Rezension

Erschreckend, aber sehr sehr gut

Die Stadt der Blinden - José Saramago

Die Stadt der Blinden
von Jose Saramago

Bewertet mit 5 Sternen

In einer namenlosen Stadt können immer mehr namenlose Menschen nicht mehr sehen. Sie selber beschreiben den Zustand, als "in einem See aus Milch schwimmen". Die Geschichte beginnt erschreckend, aber das ist nur ein kleiner Vorgeschmack auf das, was einen als Leser noch erwartet. Da immer mehr Menschen erblinden, sieht die Regierung nur den Ausweg, die Erkrankten in einer verlassenen Anstalt zu separieren. Und jetzt beginnt der wahre Horror, der aber (erschreckend genug!) immer realistisch bleibt. Alles im Roman bleibt namenlos, für mich die klare Botschaft, daß die Handlung überall spielen kann und jeden treffen kann.
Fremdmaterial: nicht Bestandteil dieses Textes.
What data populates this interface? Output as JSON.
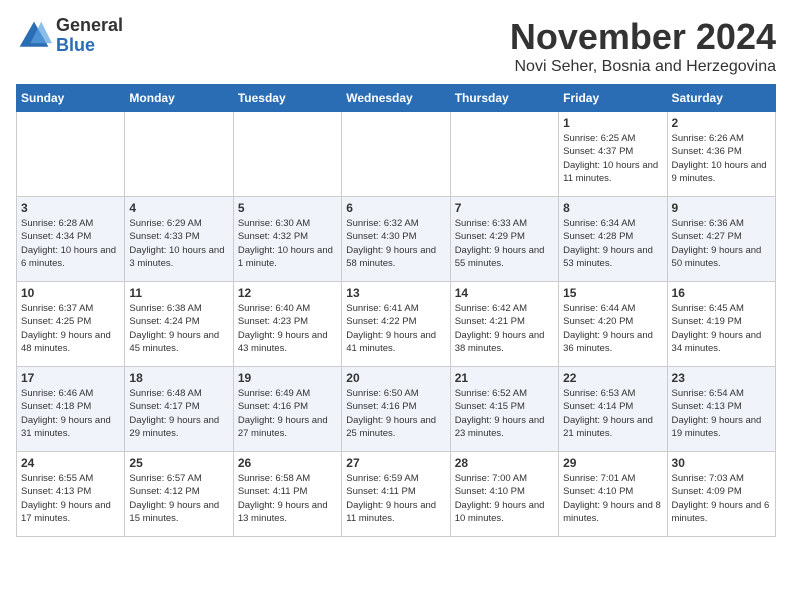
{
  "header": {
    "logo_general": "General",
    "logo_blue": "Blue",
    "month_title": "November 2024",
    "subtitle": "Novi Seher, Bosnia and Herzegovina"
  },
  "days_of_week": [
    "Sunday",
    "Monday",
    "Tuesday",
    "Wednesday",
    "Thursday",
    "Friday",
    "Saturday"
  ],
  "weeks": [
    [
      {
        "day": "",
        "info": ""
      },
      {
        "day": "",
        "info": ""
      },
      {
        "day": "",
        "info": ""
      },
      {
        "day": "",
        "info": ""
      },
      {
        "day": "",
        "info": ""
      },
      {
        "day": "1",
        "info": "Sunrise: 6:25 AM\nSunset: 4:37 PM\nDaylight: 10 hours and 11 minutes."
      },
      {
        "day": "2",
        "info": "Sunrise: 6:26 AM\nSunset: 4:36 PM\nDaylight: 10 hours and 9 minutes."
      }
    ],
    [
      {
        "day": "3",
        "info": "Sunrise: 6:28 AM\nSunset: 4:34 PM\nDaylight: 10 hours and 6 minutes."
      },
      {
        "day": "4",
        "info": "Sunrise: 6:29 AM\nSunset: 4:33 PM\nDaylight: 10 hours and 3 minutes."
      },
      {
        "day": "5",
        "info": "Sunrise: 6:30 AM\nSunset: 4:32 PM\nDaylight: 10 hours and 1 minute."
      },
      {
        "day": "6",
        "info": "Sunrise: 6:32 AM\nSunset: 4:30 PM\nDaylight: 9 hours and 58 minutes."
      },
      {
        "day": "7",
        "info": "Sunrise: 6:33 AM\nSunset: 4:29 PM\nDaylight: 9 hours and 55 minutes."
      },
      {
        "day": "8",
        "info": "Sunrise: 6:34 AM\nSunset: 4:28 PM\nDaylight: 9 hours and 53 minutes."
      },
      {
        "day": "9",
        "info": "Sunrise: 6:36 AM\nSunset: 4:27 PM\nDaylight: 9 hours and 50 minutes."
      }
    ],
    [
      {
        "day": "10",
        "info": "Sunrise: 6:37 AM\nSunset: 4:25 PM\nDaylight: 9 hours and 48 minutes."
      },
      {
        "day": "11",
        "info": "Sunrise: 6:38 AM\nSunset: 4:24 PM\nDaylight: 9 hours and 45 minutes."
      },
      {
        "day": "12",
        "info": "Sunrise: 6:40 AM\nSunset: 4:23 PM\nDaylight: 9 hours and 43 minutes."
      },
      {
        "day": "13",
        "info": "Sunrise: 6:41 AM\nSunset: 4:22 PM\nDaylight: 9 hours and 41 minutes."
      },
      {
        "day": "14",
        "info": "Sunrise: 6:42 AM\nSunset: 4:21 PM\nDaylight: 9 hours and 38 minutes."
      },
      {
        "day": "15",
        "info": "Sunrise: 6:44 AM\nSunset: 4:20 PM\nDaylight: 9 hours and 36 minutes."
      },
      {
        "day": "16",
        "info": "Sunrise: 6:45 AM\nSunset: 4:19 PM\nDaylight: 9 hours and 34 minutes."
      }
    ],
    [
      {
        "day": "17",
        "info": "Sunrise: 6:46 AM\nSunset: 4:18 PM\nDaylight: 9 hours and 31 minutes."
      },
      {
        "day": "18",
        "info": "Sunrise: 6:48 AM\nSunset: 4:17 PM\nDaylight: 9 hours and 29 minutes."
      },
      {
        "day": "19",
        "info": "Sunrise: 6:49 AM\nSunset: 4:16 PM\nDaylight: 9 hours and 27 minutes."
      },
      {
        "day": "20",
        "info": "Sunrise: 6:50 AM\nSunset: 4:16 PM\nDaylight: 9 hours and 25 minutes."
      },
      {
        "day": "21",
        "info": "Sunrise: 6:52 AM\nSunset: 4:15 PM\nDaylight: 9 hours and 23 minutes."
      },
      {
        "day": "22",
        "info": "Sunrise: 6:53 AM\nSunset: 4:14 PM\nDaylight: 9 hours and 21 minutes."
      },
      {
        "day": "23",
        "info": "Sunrise: 6:54 AM\nSunset: 4:13 PM\nDaylight: 9 hours and 19 minutes."
      }
    ],
    [
      {
        "day": "24",
        "info": "Sunrise: 6:55 AM\nSunset: 4:13 PM\nDaylight: 9 hours and 17 minutes."
      },
      {
        "day": "25",
        "info": "Sunrise: 6:57 AM\nSunset: 4:12 PM\nDaylight: 9 hours and 15 minutes."
      },
      {
        "day": "26",
        "info": "Sunrise: 6:58 AM\nSunset: 4:11 PM\nDaylight: 9 hours and 13 minutes."
      },
      {
        "day": "27",
        "info": "Sunrise: 6:59 AM\nSunset: 4:11 PM\nDaylight: 9 hours and 11 minutes."
      },
      {
        "day": "28",
        "info": "Sunrise: 7:00 AM\nSunset: 4:10 PM\nDaylight: 9 hours and 10 minutes."
      },
      {
        "day": "29",
        "info": "Sunrise: 7:01 AM\nSunset: 4:10 PM\nDaylight: 9 hours and 8 minutes."
      },
      {
        "day": "30",
        "info": "Sunrise: 7:03 AM\nSunset: 4:09 PM\nDaylight: 9 hours and 6 minutes."
      }
    ]
  ]
}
Wer behält seine Menschlichkeit und wer wird zum Tier, für das vor allem das Überleben zählt? Wer stellt sich an den Anfang der Nahrungskette? Wer überwindet Anstand, Skrupel und behält seine Würde? Das Thema über die eigene Würde zieht sich als roter Faden durch den Roman.
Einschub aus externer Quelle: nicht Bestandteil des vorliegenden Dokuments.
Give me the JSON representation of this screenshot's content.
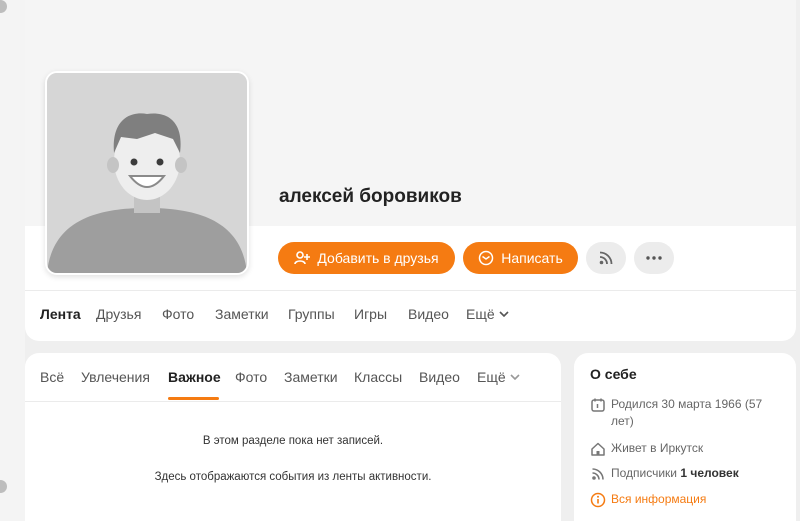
{
  "profile": {
    "name": "алексей боровиков"
  },
  "actions": {
    "add_friend": "Добавить в друзья",
    "write": "Написать"
  },
  "nav": {
    "items": [
      "Лента",
      "Друзья",
      "Фото",
      "Заметки",
      "Группы",
      "Игры",
      "Видео",
      "Ещё"
    ]
  },
  "feed": {
    "tabs": [
      "Всё",
      "Увлечения",
      "Важное",
      "Фото",
      "Заметки",
      "Классы",
      "Видео",
      "Ещё"
    ],
    "empty_title": "В этом разделе пока нет записей.",
    "empty_text": "Здесь отображаются события из ленты активности."
  },
  "about": {
    "title": "О себе",
    "born": "Родился 30 марта 1966 (57",
    "born_cont": "лет)",
    "lives": "Живет в Иркутск",
    "followers_label": "Подписчики",
    "followers_count": "1 человек",
    "all_info": "Вся информация"
  },
  "colors": {
    "accent": "#f57b12",
    "background": "#efefef"
  },
  "icons": [
    "add-friend-icon",
    "mail-icon",
    "rss-icon",
    "more-icon",
    "chevron-down-icon",
    "calendar-icon",
    "home-icon",
    "rss-icon",
    "info-icon"
  ]
}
Wie die Frau eines erblindeten Augenarztes, die als einzige noch sehen kann, sieht man als Leser den Schrecken und die Konsequenzen einer Epidemie, die immer weiter fortschreitet. An den Schreibstil musste ich mich gewöhnen: Viele Kommas, wenige Punkte, keine Kennzeichnung der wörtlichen Rede. Aber der Roman hat mich von Anfang bis Ende nicht losgelassen. Erschreckende Geschichte, aber sehr sehr gut geschrieben!